Most teachers all point to an ideal, to someone to become, to areas of ourselves that we must “transcend”, to ways we can “improve” on who we are. But these are all escapes and attachments. Even to try to be without attachment is an attachment. The answer is to have a still mind. And yet, to try to have a still mind is to introduce more conflict.
Hmmmm….
“How can one be free from conditioning?”
Krishnamurti responds:
“Only by understanding, being aware of our escapes. Our attachment to a person, to work, to an ideology, is the conditioning factor; this is the thing we have to understand, and not seek a better or more intelligent escape. All escapes are unintelligent as they inevitably bring about conflict.
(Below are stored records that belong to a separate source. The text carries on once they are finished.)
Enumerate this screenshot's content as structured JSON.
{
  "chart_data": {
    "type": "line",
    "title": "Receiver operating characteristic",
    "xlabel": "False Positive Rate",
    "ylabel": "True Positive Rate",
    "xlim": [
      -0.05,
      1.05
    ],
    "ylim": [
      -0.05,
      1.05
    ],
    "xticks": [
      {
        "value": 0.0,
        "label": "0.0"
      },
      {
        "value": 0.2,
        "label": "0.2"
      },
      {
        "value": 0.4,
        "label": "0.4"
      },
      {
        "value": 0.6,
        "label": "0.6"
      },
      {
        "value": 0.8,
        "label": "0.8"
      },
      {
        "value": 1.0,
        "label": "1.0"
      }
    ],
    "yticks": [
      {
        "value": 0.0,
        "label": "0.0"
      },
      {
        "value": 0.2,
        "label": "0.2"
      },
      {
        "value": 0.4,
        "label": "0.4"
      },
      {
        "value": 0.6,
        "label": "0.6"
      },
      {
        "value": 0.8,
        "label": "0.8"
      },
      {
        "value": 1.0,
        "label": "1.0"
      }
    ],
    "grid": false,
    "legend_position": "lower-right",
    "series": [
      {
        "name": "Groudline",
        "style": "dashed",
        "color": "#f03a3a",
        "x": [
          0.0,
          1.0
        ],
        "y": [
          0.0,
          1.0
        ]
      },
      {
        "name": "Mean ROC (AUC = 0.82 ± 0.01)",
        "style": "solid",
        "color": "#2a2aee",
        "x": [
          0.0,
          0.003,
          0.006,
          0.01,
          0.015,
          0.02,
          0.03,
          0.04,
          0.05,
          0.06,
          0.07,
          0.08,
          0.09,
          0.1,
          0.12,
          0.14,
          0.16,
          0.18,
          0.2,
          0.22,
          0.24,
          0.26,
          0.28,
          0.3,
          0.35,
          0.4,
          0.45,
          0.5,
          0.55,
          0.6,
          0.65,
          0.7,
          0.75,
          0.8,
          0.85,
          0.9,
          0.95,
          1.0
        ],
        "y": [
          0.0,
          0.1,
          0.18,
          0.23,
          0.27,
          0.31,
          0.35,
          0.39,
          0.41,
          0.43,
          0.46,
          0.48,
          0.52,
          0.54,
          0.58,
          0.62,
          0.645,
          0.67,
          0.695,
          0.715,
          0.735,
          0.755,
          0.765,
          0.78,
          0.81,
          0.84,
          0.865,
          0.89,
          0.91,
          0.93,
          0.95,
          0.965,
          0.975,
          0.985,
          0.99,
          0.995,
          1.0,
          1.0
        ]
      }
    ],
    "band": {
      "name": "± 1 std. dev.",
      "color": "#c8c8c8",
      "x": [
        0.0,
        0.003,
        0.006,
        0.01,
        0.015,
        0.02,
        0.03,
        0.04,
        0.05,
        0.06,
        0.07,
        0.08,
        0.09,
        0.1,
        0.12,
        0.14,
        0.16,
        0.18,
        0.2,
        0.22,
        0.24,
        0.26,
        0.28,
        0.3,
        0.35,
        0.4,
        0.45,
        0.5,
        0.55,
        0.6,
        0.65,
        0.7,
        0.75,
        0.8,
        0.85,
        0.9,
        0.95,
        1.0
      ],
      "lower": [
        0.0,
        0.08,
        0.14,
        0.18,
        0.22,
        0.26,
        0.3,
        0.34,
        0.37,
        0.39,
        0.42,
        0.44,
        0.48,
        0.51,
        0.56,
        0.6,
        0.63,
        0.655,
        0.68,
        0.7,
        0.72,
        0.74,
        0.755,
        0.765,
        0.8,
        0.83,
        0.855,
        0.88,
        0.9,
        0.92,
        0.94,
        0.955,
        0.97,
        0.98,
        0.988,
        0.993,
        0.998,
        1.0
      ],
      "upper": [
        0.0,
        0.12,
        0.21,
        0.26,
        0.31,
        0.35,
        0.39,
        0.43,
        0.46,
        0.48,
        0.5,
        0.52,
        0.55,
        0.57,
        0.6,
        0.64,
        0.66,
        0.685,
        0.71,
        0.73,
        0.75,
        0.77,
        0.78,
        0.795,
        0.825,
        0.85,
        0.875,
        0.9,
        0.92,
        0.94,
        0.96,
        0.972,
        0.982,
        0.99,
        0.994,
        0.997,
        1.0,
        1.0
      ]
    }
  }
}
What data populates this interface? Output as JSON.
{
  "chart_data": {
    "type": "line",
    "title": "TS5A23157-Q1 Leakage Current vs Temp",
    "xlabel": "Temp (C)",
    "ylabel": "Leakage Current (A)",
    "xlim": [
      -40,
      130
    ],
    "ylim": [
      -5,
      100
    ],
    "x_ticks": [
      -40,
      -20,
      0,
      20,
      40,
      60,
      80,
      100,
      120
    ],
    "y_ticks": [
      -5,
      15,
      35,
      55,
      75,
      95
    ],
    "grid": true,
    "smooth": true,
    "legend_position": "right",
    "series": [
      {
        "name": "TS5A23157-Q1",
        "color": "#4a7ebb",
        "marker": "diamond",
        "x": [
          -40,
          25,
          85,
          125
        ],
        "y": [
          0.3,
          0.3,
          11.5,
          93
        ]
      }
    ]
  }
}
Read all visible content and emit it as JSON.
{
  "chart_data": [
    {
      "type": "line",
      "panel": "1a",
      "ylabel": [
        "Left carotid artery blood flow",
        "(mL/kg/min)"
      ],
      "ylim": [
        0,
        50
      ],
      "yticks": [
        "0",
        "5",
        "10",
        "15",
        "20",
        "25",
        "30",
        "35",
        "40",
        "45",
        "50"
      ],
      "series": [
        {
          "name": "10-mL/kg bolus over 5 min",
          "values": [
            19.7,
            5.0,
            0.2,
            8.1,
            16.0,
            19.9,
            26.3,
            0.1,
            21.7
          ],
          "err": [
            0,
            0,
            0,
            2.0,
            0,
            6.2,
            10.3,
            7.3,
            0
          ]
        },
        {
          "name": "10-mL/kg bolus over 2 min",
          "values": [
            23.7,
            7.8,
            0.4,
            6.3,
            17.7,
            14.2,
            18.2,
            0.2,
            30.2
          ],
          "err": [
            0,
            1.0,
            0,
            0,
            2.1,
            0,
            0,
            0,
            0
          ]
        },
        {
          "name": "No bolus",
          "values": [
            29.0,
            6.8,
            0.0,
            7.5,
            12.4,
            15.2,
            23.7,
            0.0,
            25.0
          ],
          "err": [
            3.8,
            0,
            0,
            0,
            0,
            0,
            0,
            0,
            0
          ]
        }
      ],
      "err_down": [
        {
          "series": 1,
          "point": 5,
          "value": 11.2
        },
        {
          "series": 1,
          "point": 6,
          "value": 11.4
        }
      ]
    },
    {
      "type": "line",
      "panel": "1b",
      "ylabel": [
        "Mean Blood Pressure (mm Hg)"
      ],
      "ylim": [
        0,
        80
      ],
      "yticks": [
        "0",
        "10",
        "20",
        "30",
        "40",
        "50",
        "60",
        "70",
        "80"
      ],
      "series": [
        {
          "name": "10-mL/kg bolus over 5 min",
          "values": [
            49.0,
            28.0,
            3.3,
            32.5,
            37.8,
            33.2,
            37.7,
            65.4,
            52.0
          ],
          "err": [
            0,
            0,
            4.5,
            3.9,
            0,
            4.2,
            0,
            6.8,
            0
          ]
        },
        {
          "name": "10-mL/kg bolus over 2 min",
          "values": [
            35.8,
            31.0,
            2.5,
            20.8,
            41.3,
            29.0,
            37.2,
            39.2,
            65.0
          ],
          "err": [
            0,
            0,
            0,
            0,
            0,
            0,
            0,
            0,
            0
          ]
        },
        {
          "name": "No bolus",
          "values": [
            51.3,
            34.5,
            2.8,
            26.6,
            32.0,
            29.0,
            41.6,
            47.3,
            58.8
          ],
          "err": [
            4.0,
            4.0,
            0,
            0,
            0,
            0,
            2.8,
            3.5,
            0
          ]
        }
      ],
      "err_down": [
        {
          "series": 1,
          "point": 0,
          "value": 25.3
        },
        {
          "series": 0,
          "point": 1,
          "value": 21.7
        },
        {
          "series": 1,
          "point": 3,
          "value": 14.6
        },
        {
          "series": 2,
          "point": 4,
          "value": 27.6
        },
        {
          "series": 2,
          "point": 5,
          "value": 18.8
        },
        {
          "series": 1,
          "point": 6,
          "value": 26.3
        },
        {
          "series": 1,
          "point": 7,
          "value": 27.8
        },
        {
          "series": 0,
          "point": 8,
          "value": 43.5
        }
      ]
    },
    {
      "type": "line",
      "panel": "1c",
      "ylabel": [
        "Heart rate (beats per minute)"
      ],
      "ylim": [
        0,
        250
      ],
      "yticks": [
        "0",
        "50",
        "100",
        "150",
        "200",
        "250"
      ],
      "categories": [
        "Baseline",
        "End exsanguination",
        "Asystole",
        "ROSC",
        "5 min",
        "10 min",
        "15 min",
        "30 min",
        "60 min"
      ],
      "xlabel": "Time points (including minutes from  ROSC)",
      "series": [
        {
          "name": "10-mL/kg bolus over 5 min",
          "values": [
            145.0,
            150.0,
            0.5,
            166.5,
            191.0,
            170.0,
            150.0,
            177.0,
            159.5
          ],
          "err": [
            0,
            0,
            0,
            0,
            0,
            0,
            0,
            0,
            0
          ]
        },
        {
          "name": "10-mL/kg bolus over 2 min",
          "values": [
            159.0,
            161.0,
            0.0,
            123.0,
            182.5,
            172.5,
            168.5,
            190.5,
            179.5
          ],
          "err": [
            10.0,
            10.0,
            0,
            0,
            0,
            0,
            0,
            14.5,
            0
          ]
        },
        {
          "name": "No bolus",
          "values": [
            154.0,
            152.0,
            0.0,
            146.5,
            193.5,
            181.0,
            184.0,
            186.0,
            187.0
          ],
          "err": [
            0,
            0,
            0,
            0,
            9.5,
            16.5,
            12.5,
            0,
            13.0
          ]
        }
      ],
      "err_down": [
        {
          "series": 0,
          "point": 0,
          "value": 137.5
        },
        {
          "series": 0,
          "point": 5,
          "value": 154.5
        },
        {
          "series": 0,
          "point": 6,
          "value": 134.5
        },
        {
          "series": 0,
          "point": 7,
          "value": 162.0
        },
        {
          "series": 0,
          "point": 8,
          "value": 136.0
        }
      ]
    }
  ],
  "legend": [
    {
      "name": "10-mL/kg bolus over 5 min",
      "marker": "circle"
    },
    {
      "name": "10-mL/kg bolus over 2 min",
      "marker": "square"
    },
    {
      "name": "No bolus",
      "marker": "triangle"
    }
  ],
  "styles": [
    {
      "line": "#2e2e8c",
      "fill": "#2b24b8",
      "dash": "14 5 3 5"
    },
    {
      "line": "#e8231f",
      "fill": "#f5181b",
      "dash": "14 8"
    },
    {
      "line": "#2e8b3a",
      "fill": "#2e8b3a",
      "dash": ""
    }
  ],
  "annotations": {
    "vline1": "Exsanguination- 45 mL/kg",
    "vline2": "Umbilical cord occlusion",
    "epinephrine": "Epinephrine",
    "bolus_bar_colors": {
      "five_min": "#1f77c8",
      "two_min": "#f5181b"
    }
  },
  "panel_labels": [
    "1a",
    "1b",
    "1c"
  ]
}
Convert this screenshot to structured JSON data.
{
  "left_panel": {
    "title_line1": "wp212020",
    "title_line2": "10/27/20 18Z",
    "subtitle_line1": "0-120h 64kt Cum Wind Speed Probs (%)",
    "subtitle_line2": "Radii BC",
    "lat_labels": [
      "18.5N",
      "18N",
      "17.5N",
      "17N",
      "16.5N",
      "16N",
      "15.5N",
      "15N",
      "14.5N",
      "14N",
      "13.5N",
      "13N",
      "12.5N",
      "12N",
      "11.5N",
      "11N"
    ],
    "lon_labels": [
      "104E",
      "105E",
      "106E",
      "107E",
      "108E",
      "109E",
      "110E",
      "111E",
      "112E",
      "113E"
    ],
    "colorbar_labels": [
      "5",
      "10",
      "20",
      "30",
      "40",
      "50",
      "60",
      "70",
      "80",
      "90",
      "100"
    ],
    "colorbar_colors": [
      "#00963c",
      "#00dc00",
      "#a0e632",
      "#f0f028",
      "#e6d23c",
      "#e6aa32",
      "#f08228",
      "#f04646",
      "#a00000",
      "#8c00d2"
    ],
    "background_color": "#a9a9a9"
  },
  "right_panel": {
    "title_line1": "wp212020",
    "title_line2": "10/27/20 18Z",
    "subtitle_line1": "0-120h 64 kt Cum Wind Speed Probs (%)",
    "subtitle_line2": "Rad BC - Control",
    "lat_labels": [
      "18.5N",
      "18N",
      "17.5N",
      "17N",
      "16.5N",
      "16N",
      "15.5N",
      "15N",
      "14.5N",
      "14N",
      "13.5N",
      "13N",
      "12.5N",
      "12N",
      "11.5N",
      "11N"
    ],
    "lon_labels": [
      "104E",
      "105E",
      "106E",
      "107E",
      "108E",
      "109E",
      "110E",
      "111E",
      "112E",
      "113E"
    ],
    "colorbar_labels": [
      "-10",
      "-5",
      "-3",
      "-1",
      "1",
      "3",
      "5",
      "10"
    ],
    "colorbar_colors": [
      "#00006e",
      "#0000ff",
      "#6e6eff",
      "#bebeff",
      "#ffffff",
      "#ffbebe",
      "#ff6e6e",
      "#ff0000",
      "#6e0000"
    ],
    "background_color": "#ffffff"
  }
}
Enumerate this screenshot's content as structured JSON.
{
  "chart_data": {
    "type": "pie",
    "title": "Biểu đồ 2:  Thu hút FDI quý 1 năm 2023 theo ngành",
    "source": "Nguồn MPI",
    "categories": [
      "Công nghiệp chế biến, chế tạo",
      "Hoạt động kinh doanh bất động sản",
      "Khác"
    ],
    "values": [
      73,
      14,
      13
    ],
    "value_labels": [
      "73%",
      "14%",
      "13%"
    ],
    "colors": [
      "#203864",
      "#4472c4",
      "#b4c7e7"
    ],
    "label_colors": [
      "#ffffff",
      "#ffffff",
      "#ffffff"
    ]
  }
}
To cultivate detachment is another form of escape, of isolation; it is attachment to an abstraction, to an ideal called detachment. The ideal is fictitious, ego-made, and becoming the ideal is an escape from what is. There is the understanding of what is, and adequate action towards what is, only when the mind is not longer seeking an escape. The very thinking about what is is an escape from what is. Thinking about the problem is escape from the problem, and the only problem. The mind, unwilling to be what it is, fearful of what it is, seeks these various escapes; and the way of escape is thought. As long as there is thinking, there must be escapes, attachments, which only strengthen conditioning.
“Freedom from conditioning comes with the freedom from thinking. When the mind is utterly still, only then is there freedom for the real to be.”